Isn’t the Internet a wonderful thing? A gift from the gods and goddesses? The greatest thing since sliced bread or maybe Pistachio ice cream?
Or maybe it’s just been a great way to turn a few people into billionaires and keep a lot of other people off the streets with jobs that create more and more chaos in our lives.
Oh, sure, we can now sit at home in our underwear and order just about anything we want without ever leaving the Barcalounger. And we can stalk people online and call it Googling. We can hear ear-blasting sound clips that startle us out of that underwear when we least expect them and thought we were just reading a little story about somebody’s garden tips.
And we can keep up with the rich and famous and the not rich at all and not the least bit famous on Facebook and Twitter and Instagram and the gods and goddesses know what else. And we can get medical advice from people who don’t know what the hell they’re talking about and could kill you in a heartbeat if you followed everything you read online.
Today there’s news that Russian bots are now attacking the Republicans. If there was ever a sense of irony, I’m feeling it right now. And I ask, what would we do without the Internet?
Or perhaps more to the point, what DID we do without the Internet?
Well, for one thing, we did our work at our regular jobs without having to learn an additional job aka computer operator. Nobody changed our typewriters every year with updated new models that made it twice as hard to do the work. Our work was valued because we took pride in it and there was no computer to do it.
We shopped at our local stores and sometimes ordered things through mail order catalogs that came in the – yeah, you got it – the mail. Nobody seemed to be out to shutter every small business in their effort to become – yeah, you got it – a billionaire.

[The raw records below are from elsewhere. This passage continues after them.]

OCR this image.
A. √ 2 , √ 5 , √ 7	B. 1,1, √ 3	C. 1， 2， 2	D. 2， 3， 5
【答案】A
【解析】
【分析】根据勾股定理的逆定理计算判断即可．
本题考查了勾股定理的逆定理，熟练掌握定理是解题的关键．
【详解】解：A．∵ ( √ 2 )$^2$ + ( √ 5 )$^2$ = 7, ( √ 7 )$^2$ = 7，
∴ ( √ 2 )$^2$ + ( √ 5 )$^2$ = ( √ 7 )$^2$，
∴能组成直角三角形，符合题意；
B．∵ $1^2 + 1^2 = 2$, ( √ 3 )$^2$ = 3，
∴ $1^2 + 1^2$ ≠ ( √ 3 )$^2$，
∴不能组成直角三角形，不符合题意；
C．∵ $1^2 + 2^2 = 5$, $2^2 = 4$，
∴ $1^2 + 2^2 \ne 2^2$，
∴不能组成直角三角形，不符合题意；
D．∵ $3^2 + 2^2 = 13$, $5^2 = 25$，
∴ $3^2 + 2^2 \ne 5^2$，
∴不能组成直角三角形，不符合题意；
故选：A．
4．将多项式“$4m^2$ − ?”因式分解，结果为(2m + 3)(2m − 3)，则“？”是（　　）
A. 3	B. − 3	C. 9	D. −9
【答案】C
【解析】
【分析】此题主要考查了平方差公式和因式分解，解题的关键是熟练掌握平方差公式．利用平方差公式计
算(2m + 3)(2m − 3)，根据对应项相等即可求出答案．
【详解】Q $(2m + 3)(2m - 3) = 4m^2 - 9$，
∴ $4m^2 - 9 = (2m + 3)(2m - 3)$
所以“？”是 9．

We heard from the family a couple of times a month and not every single bloody day with the details of every single bloody thing going on. And friends either called or wrote or visited each other and never said, “If you want to know what I’m doing, check Facebook,” as if Facebook replaced real friendship.
The answer is, we got along just fine.
And the reason is that we were living our real lives, not our virtual lives. We worked in our gardens and drove our ordinary cars and met our neighbors and kids got outside to play and create their own little worlds and the only helicopter parent any of us knew was the guy in the reserves who flew in a helicopter every month to be a weekend warrior.
We live in a different world now, a world that was created for military purposes but quickly got absorbed by people who saw a great way to make a buck or several billion off our gullibility.
We live in a world now where people anywhere on the globe can influence the politics of any other place on the globe without leaving those Barcaloungers or getting out of that underwear.
We live in a world where people can torment or humiliate each other and share that humiliation with half a million viewers until somebody commits suicide.
We’ve lost our privacy and our perspective. We can no longer distinguish between shit and Shinola, but the tech kids just keep churning out those updates and raking in the bucks.
No, the world is not all bad, but there are plenty of people, like the San Diego sisters who’ve been whacking the hell out of low income housing while – oh, yeah – pulling in dollars that should have gone someplace where they could do some good, so sometimes it’s hard to see the good.
I know, I know I’ll be told to keep thinking positively, but when you get to be my age and see what the Internet has made possible – not to mention all the collateral throwaway technology – last year’s iPhone is so last year – it gets harder all the time.
I mean, my brand new computer just stopped, gongs and bells went off and I don’t know why. All I ever wanted from technology was a private phone line and a telephone book.
Was it too much to ask?
There are always trade-offs, I know, but deals with the devil have scarred many a dealer who thought it would all be Pistachio ice cream and cake. People have become billionaires with the Internet, to be sure, but I don’t know a single one of them personally.